If Jamie goes before I have the chance to talk to him, he might stay away from the whole family for longer than he needs to. If he goes, is his plan to miss every meet-up we have, every bank holiday … and what about next Christmas? He doesn’t have anybody else! Somebody needs to make sure he’s there. I want him there.

No.

Shit.

It’s more than that.

I need him there. The way that I feel, this isn’t just about making sure he knows he is welcome in our family, for ever and always. It is that I want him to be my family, for ever and always.

‘Oh my god,’ I say, hand flying to my mouth. I can’t believe this. I can’t believe I didn’t know this before now.

‘What?’ says Alex, looking worried. ‘What’s happened?’

‘I … I like Jamie,’ I say. It’s as simple and easy as that.

I.

Like.

Him.

Laurie’s eyes fly up to me, and I blink back tears. ‘Exposure therapy was never going to be enough,’ I mutter, as much to myself as to them. I’m reasoning out loud, trying to figure out when this happened. ‘I wanted to break down his walls,’ I say, and Kate nods. I think I’m finally catching up with her. ‘I called it “exposure therapy”. I thought we could be friends. But I fell for him. I think I fell for him at Christmas actually, and have kidded myself that I got over what he did – whilst being desperate to know why he turned his back on me.’

‘Christmas?’ asks Dad. ‘Oh yeah. I remember seeing you kiss his cheek, when we were doing the jigsaw. I thought something might be happening …’

‘It was,’ Mum says. ‘You were so kind with him, when he was outside with me. Do you remember? He was upset about his parents.’

I nod. ‘I remember,’ I say. ‘Bless him.’

‘So it was a lovers’ tiff – why he left so quickly?’ Mum clarifies. ‘The day after Boxing Day?’
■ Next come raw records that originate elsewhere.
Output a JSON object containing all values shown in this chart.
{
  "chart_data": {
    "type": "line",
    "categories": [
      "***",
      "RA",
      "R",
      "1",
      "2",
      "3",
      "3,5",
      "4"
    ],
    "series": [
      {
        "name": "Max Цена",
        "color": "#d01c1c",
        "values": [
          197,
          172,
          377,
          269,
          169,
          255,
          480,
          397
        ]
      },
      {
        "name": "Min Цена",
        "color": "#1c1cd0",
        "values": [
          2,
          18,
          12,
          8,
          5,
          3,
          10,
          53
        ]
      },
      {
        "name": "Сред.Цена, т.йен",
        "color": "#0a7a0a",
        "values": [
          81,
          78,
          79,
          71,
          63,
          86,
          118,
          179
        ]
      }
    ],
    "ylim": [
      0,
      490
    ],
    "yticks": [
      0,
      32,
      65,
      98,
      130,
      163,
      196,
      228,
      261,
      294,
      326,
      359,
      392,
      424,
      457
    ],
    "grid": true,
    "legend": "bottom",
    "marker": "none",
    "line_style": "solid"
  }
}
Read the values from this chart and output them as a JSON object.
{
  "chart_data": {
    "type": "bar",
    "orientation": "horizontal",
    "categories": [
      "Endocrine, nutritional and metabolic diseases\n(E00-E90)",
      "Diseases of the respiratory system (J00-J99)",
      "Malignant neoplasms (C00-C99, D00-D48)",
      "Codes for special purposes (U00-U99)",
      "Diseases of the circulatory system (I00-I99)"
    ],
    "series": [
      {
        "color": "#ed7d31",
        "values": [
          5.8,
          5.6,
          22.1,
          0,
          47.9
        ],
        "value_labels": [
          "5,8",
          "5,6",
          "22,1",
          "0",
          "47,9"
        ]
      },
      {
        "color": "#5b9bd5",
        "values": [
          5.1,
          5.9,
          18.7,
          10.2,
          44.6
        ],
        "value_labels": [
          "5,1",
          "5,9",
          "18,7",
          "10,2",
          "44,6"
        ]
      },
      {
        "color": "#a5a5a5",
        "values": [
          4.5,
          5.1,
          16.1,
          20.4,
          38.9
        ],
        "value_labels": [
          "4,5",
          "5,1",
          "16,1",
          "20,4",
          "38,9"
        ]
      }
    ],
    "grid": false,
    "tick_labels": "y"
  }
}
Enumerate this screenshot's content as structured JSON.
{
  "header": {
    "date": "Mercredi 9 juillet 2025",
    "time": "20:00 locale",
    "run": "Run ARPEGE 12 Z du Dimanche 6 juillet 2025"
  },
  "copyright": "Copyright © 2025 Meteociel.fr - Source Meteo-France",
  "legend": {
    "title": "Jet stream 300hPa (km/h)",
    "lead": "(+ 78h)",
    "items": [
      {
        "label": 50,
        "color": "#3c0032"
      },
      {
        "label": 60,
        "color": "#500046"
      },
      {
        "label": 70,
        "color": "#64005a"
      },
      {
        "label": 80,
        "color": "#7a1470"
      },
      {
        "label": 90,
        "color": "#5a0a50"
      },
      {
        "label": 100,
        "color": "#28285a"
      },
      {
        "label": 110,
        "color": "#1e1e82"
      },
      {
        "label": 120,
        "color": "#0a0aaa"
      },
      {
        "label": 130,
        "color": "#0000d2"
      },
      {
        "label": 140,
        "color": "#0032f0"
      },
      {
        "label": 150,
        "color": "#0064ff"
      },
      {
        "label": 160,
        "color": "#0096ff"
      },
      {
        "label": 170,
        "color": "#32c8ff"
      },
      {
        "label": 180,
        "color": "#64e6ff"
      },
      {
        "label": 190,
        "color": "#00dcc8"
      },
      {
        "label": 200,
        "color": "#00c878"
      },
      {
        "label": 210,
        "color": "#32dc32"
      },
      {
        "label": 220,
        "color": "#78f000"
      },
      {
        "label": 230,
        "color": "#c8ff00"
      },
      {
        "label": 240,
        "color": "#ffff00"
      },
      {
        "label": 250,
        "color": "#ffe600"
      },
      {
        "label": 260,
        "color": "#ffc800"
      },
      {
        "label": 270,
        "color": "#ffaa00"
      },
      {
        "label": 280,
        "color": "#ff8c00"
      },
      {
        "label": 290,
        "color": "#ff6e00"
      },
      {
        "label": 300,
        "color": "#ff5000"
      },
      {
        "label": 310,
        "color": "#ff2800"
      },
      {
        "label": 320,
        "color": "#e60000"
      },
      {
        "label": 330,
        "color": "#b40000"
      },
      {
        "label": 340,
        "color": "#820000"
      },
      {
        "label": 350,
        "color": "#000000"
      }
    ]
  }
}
I shake my head. ‘No. Not exactly. I feel like something happened, that I’m missing a vital piece of the puzzle. I’m sure he fell for me, too, at Christmas. I can’t have made that feeling up. I can’t have! We spent all Christmas getting closer and closer, and right before he suddenly left, he wrote me a note saying he’d led me on.’

‘You what?’ says Dad, and he looks at Mum, who is similarly troubled by this revelation. ‘Jamie?’ he clarifies. ‘What a bloody idiot.’

‘I’ve spent months feeling like I made it all up, that it was some one-sided infatuation that I could only handle if I decided to hate him. But it wasn’t, I’m sure of it. It wasn’t a one-sided infatuation.’

‘It wasn’t,’ Laurie says then.

‘What?’ I ask.

‘I need to tell you what I did, Flo,’ Laurie says. ‘But before I do, I want you to know that I am really, really sorry.’